ARBRE Marie Piquet Arnaud Iprex
ARBRE
texte de Marie Piquet Pourquoi tu regardes l’arbre? dessins de Arnaud Iprex
Il fait sombre dans le parc clos. Seules les feuilles rondes de l’arbre Reflets du dernier lampadaire encore allumé à cette heure – La luneColorent de jaune La nuit noire.
« Pourquoi tu regardes l’arbre ? » Son visage collé au sien, il l’embrasse précipitamment, Avidement. Mais sa bouche est sans eau. Sa langue, rêche, entre et sort Comme un serpent, Trop petite pourtant. Elle, ouvre la bouche. Ferme. Mécaniquement. Sa tête est ailleurs, avec lui, l’Autre.
« Pourquoi tu regardes l’arbre ? » Il la lève, puis l’assoit, là Les jambes ouvertes, Contre son sexe. Il l’attire, la repousse. Le mouvement effréné du coït dans le regard Il imprime le rythme de son bassin Sur son sexe Et, elle, Balancier, Répercute. Son corps est ployé, tordu, cambré, Absurdement Sans la passion dans le mouvement, L’agonie du désir dans le souffle. Il possède Ses pieds, Ses seins, S’approprie son sexe.
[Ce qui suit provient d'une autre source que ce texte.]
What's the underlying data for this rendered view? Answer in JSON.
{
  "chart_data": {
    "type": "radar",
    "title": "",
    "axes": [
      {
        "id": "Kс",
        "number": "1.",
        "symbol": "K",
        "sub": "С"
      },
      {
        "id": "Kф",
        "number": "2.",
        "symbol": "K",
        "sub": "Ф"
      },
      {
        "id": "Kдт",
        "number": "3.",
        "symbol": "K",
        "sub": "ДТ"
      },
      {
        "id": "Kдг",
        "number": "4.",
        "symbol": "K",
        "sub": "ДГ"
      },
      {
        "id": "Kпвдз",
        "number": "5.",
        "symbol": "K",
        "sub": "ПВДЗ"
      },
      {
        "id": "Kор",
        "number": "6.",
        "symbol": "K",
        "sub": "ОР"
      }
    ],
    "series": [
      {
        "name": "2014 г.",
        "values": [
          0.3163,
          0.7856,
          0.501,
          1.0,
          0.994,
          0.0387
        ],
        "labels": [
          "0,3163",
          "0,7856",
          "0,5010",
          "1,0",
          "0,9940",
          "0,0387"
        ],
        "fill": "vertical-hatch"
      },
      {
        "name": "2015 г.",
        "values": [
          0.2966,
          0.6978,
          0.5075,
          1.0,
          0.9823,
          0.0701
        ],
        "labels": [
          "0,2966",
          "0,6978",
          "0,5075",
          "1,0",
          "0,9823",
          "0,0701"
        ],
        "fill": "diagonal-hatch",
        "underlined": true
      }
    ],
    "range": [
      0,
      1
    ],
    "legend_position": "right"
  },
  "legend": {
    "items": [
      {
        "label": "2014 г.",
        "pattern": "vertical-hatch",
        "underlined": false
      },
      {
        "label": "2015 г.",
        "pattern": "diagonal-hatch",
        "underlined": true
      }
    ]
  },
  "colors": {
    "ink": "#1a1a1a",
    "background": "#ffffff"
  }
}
C’est grotesque, pense-t-elle, mais elle ne dit rien.
« Pourquoi tu regardes l’arbre ? » Il a le regard perdu, Le souffle court mais le geste précis, fort. Il lui fait mal. Sa peau est douce et, Un instant, Elle oublie de s’absenter. Voudrait toucher sa main Se raccrocher à l’homme, Hors de ce va-et-vient artificiel.
« Pourquoi tu regardes l’arbre ? » Pourtant elle respire fort Pourtant, son corps est là, palpé, pincé, pénétré. Elle sent la douleur dans ses jambes, irritées par le va-et-vient du bois. Et elle répond, Politesse, coquetterie de jeune fille bien élevée.
« Pourquoi tu regardes l’arbre ? » Soudain, il sourit, lui prend la tête, et, d’un geste, lui montre son sexe, découvert. Alors, enfin, elle revient. Et elle rit. Petitement d’abord, puis de plus en plus fort. Il la regarde, ahuri. Et elle, Elle n’en peut plus de rire, libre.
Elle rit de l’absurdité du va-et-vient de ses doigts, Qui tamponnent son sexe D’un rythme artificiel et mécanique. Elle rit cette simulation de l’acte, écorché, ridicule et avorté. Elle rit devant la vision de son petit film à lui.
Elle continue à rire, se lève et se rhabille.
Elle regarde l’arbre et les milliers de lunes qui s’agitent dans la nuit jaune et rient avec elle.